Jethro let out a breath, “Wow, I… uh… never realized just how privileged I am until now.”
I gave my friend’s shoulder a pat, “C’mon, we should get back. I don’t want to miss lunch.”
1-3 Artifice 1
“Next week you’ll be given supplies for your first wand, which will include enough mana dust for a dozen single-point inscriptions of each basic element that you are currently majoring in and a single one for each of the elements you aren’t.” The professor gave an intimidating stare to snuff out everyone’s excitement, “These may be the most basic of materials, but they still are costly for the kingdom. Any loss or replacement of materials will be billed to your families.”
“Ooh, I can’t wait.
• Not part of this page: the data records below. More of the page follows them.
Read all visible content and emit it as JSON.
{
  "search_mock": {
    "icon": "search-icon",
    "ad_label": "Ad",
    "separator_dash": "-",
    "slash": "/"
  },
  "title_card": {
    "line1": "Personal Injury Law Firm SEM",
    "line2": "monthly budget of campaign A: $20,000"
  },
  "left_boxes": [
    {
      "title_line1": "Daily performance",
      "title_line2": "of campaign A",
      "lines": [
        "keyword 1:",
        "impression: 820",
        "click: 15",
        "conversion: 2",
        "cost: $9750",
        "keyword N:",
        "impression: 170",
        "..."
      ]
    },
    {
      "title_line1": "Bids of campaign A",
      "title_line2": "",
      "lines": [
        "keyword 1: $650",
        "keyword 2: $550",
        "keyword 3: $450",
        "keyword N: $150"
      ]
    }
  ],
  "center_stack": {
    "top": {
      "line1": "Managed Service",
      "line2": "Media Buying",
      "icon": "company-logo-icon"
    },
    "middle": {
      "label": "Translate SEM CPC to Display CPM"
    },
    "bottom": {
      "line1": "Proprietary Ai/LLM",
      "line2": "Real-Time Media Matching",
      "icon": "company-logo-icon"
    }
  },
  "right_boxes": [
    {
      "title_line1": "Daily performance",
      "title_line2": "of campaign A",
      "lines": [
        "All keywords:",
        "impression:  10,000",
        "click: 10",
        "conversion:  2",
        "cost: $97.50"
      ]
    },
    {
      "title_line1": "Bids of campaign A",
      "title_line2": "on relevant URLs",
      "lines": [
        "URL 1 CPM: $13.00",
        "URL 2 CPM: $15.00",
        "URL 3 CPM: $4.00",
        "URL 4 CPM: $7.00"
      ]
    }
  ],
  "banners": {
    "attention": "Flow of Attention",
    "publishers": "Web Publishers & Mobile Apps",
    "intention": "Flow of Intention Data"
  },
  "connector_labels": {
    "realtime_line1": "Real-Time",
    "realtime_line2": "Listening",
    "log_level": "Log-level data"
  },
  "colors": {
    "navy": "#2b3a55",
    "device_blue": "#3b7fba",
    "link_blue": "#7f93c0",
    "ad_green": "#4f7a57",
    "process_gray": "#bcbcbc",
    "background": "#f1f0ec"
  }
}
They might not be as iconic as a staff, but nothing screams spellcaster quite like a wand.”
I tapped my fingers on my notebook, thinking about today’s lesson. Estimating the pulse rate of mana is extremely difficult without tools, meaning that I will probably need to use a wand in battle if I want to cast as efficiently as possible, but something about using one in combat was irritating me.
“Something bothering you?”
Leaning forward on my desk, and using my hand to cover my mouth, I explained what I think my gripe was, “I guess I always envisioned myself using my poleaxe in combat, not some tiny wood or metal rod.”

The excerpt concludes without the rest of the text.